This month a new newspaper is starting in Redlands. It seems an appropriate time to talk about new beginnings.
Our senior years are often referred to as the Third Age. The first age is childhood and youth, that supposedly carefree time learning about ourselves and our world; the second age is adulthood, a time of establishing our career, raising the next generation and more learning; the third age, our senior years, is a time for using our wisdom, retirement and guess what? More learning.
We never stop learning and our senior years can be a time of new beginnings. Retirement from paid work can make way for pursuing new interests and adventures.
Since over 45 per cent of our population in Redlands is of English ancestry, there is some interest here in a new beginning in England in May. Few of us have seen a monarch enthroned. This new monarch is a senior, taking on his most important role when his contemporaries are retiring from the workforce, and bringing with him a well written page of life, unlike his young mother at the time of her coronation.

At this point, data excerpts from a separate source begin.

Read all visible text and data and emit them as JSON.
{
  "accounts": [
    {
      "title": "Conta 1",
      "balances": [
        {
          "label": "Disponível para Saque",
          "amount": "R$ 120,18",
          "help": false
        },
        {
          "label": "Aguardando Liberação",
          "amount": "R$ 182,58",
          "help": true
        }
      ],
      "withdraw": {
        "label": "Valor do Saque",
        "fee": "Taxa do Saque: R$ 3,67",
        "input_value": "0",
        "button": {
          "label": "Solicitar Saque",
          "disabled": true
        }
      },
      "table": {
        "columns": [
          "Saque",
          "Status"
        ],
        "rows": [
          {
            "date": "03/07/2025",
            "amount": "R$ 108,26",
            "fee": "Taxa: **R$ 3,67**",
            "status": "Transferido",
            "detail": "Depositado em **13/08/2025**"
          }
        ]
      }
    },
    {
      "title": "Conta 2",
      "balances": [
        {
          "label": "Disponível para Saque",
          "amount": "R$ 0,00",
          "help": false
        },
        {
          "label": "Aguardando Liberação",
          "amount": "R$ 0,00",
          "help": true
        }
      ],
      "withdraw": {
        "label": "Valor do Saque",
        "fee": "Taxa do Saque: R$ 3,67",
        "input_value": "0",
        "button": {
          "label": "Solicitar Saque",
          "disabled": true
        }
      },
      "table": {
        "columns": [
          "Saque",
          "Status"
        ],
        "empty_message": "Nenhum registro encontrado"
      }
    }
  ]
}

Closer to us down under is the prospect that our First Nations people are looking towards a new beginning. This year will show a renewed, long overdue focus on their status and, no matter what the outcome of the imminent referendum, the voice will be there.
Already with the lead up, the voices of the First Nations seniors, those who have forced the debate, will not be quelled. New beginnings are afoot.
And our growing number of seniors find new beginnings in retirement. There’s those of us who begin new pursuits we’ve only dreamed of: grey- no-madding around the country in caravans or cruising off to faraway places, developing amazing gardens, volunteering in the community and those who find new beginnings in pursuing unexplored skills and knowledge, and uncovering their creativity.
I can think of three seniors who did not give up on their new beginnings.
One was a 70-year-old lady with two indulged sons who told her she could never get a driver’s license. She did, just to prove she could, and, seeing this as a new beginning, drove around until her nineties, only ceasing when she finally drove off the planet.
Another very independent lady of 90-plus had her allowable driving range cut back while attending classes. She could no longer legally drive the distance, but did she give in?
Undaunted, she saw a chance for a new beginning where she changed to classes in a different subject closer to home. She continues on her path of learning.
A fellow who retired at 65 discovered a new beginning in writing poetry.
He became one of Australia’s top bush poets and on his death bed in his late eighties was still waxing lyrical.